New Law Will Require Parental Consent For Pronouns In School

( Republican lawmakers in Arizona have introduced legislation that would forbid teachers from using a student’s “preferred pronouns” without the parent’s permission. John Kavanagh, a state senator-elect, pre-filed the legislation.

The proposed bill states that a student who is under eighteen years of age may not be knowingly addressed, identified, or referred to by a pronoun that differs from the pronoun that aligns with the student’s biology unless the school district or charter school receives written permission from the student’s parent.

A school district or charter school may not require an employee or independent contractor to address, identify, or refer to a person by a pronoun that differs from the pronoun that aligns with the person’s biology if doing so is in conflict with the employee’s or independent contractor’s religious or moral convictions, according to the proposed legislation.

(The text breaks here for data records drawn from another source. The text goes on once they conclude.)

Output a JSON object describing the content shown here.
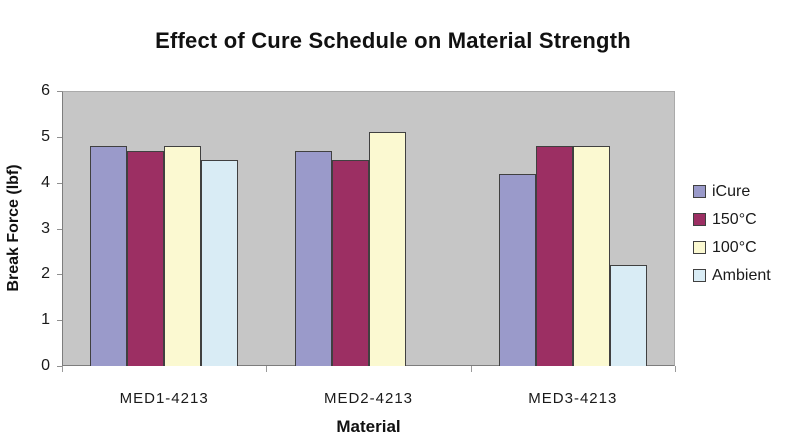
{
  "chart_data": {
    "type": "bar",
    "title": "Effect of Cure Schedule on Material Strength",
    "xlabel": "Material",
    "ylabel": "Break Force (lbf)",
    "ylim": [
      0,
      6
    ],
    "yticks": [
      0,
      1,
      2,
      3,
      4,
      5,
      6
    ],
    "categories": [
      "MED1-4213",
      "MED2-4213",
      "MED3-4213"
    ],
    "series": [
      {
        "name": "iCure",
        "color": "#9A9ACA",
        "values": [
          4.8,
          4.7,
          4.2
        ]
      },
      {
        "name": "150°C",
        "color": "#9C2F63",
        "values": [
          4.7,
          4.5,
          4.8
        ]
      },
      {
        "name": "100°C",
        "color": "#FBF9D1",
        "values": [
          4.8,
          5.1,
          4.8
        ]
      },
      {
        "name": "Ambient",
        "color": "#D9ECF5",
        "values": [
          4.5,
          null,
          2.2
        ]
      }
    ],
    "legend_position": "right",
    "grid": false,
    "plot_bg": "#C6C6C6",
    "bar_border_color": "#404040"
  }
}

According to Sen.-elect John Kavanagh, the legislation ensures parents are aware of their children’s choices.

So long as the parents have given their consent, Kavanagh said that under his bill, you could call a person by a different pronoun, or you can even call the person by a name associated with the opposite biological gender.

Kavanaugh refuted claims that the bill would harm students, saying that most parents only want to do what is best for their children.

According to him, transgender students frequently experience psychological stress. The condition known as gender dysphoria requires parental support and may even necessitate the parents referring the student to a doctor. If the school keeps the parents in the dark, this cannot happen.

Republicans maintained control of both chambers after the midterm elections, but on January 9, Democrat Katie Hobbs will succeed Republican Governor Doug Ducey.

Hobbs has previously voiced opposition to legislation that forbade minors in the state from undergoing gender transition surgeries and that prohibited students from participating in sports teams that did not correspond to their biology.

When asked if he believed Hobbs would sign the bill, Kavanaugh did not completely rule it out.

In particular, when the kids have a condition that causes higher suicide rates, he said, “I’m not willing to assume that Gov. Hobbs would want to keep parents in the dark.”

He believes parents should be informed and seek counseling and assistance for their kids. He won’t assume that the governor would be against that.